Presumably, you might cancel a message in x.400 by obsoleting
it with an empty message.

Obsoleting with an empty message is fine, but the result is not defined
to be a cancel operation as you seem to think.

It is not clear to me whether Internet mail has a standard
for this facility or not.

Well, it is quite clear that X.400 doesn't have this facility either. Basing an
Internet facility on a nonexistant X.400 facility isn't a good idea. And worse,
adding a facility that implies a profound paradigm shift requires careful
evaluation of that shift. In this particular case I think the assessment that
"it'll never fly" is a massive understatement.

It might be possible to claim that Internet mail does
have this facility. The reason for this is that RFC 1327
defines an "Obsoletes" RFC 822 heading field, with similar
syntax as for "In-Reply-To". This is defined by RFC 1327 in
order to map the X.400 facility to Internet mail in Gateways
from X.400 to Internet mail.

Question 1: Does this definition i RFC 1327 mean that the
"Obsoletes:" mail heading field is only standardised in
Internet mail for use by gateways from X.400? Or does it
mean that this heading field can be used also in communication
between Internet mail clients where X.400 is not involved?
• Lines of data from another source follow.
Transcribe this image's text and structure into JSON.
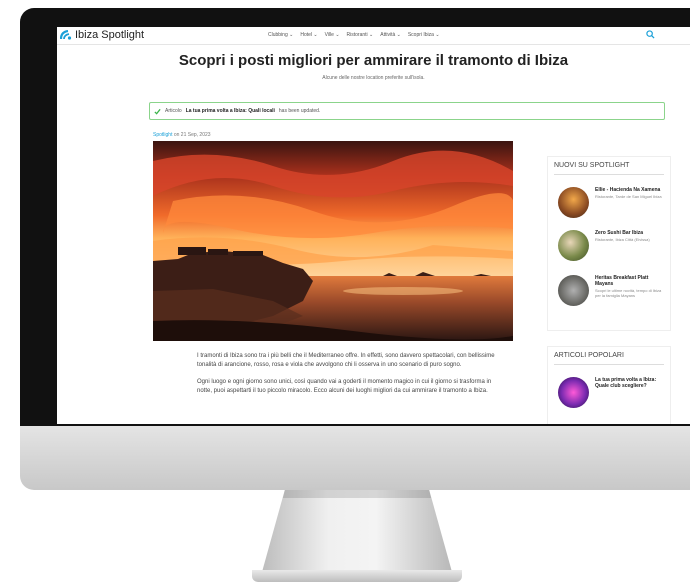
{
  "site": {
    "logo": "Ibiza Spotlight",
    "menu": [
      "Clubbing ⌄",
      "Hotel ⌄",
      "Ville ⌄",
      "Ristoranti ⌄",
      "Attività ⌄",
      "Scopri Ibiza ⌄"
    ]
  },
  "page": {
    "title": "Scopri i posti migliori per ammirare il tramonto di Ibiza",
    "subtitle": "Alcune delle nostre location preferite sull'isola."
  },
  "notice": {
    "prefix": "Articolo",
    "bold": "La tua prima volta a Ibiza: Quali locali",
    "suffix": "has been updated."
  },
  "byline": {
    "author": "Spotlight",
    "date": "on 21 Sep, 2023"
  },
  "article": {
    "p1": "I tramonti di Ibiza sono tra i più belli che il Mediterraneo offre. In effetti, sono davvero spettacolari, con bellissime tonalità di arancione, rosso, rosa e viola che avvolgono chi li osserva in uno scenario di puro sogno.",
    "p2": "Ogni luogo e ogni giorno sono unici, così quando vai a goderti il momento magico in cui il giorno si trasforma in notte, puoi aspettarti il tuo piccolo miracolo. Ecco alcuni dei luoghi migliori da cui ammirare il tramonto a Ibiza."
  },
  "sidebar": {
    "new_title": "Nuovi su Spotlight",
    "new_items": [
      {
        "name": "Ellie - Hacienda Na Xamena",
        "meta": "Ristorante, Tarde de San Miguel Ibiza"
      },
      {
        "name": "Zero Sushi Bar Ibiza",
        "meta": "Ristorante, Ibiza Città (Eivissa)"
      },
      {
        "name": "Heritas Breakfast Platt Mayans",
        "meta": "Scopri le ultime novità, tempo di Ibiza per la famiglia Mayans"
      }
    ],
    "popular_title": "Articoli popolari",
    "popular_items": [
      {
        "name": "La tua prima volta a Ibiza: Quale club scegliere?"
      }
    ]
  },
  "colors": {
    "accent": "#1aa0d8",
    "notice_border": "#8bd48b",
    "notice_check": "#3bb34a"
  },
  "icons": {
    "search": "search-icon",
    "check": "check-icon",
    "logo": "spotlight-logo-icon"
  }
}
The result is that Internet mail has the exact same facility that X.400 has.
That is, the obsoletes service element is carried through to the final
recipient, and that recipient is free to do with it as they please. Like it or
not, this is how it works in X.400.

My personal hope is that the answer to this question is that
this feature is also for general Internet mail usage.

If this is the case, my second question is:

Question 2: Are designers of Internet mail message systems
aware that Internet mail has an "Obsoletes:" heading field
so that they can include it in their message systems.

I think you will find that message threading is more heavily supported in
Internet messaging agents than it is in X.400 agents. As to whether or not such
agents can be configured to track obsoletes fields in addition to in-reply-to
and references fields, I don't know enough about it to comment.

If not, what can be done to make them aware of this?

The bigger problem is finding applications that are capable of generating
this field. I don't know of any. Until there is some base of application
software capable of generating this field there is no reason to argue for
support of it on the receiving side of things.

A document explaining how to use this field and recommending that user agents
be made capable of generating it would therefore be a good start. However, it
cannot possibly guarantee the level of service you seem to be after. You are
going to have to settle for this being *at* *most* a rather straightforward
extension of existing threading technology.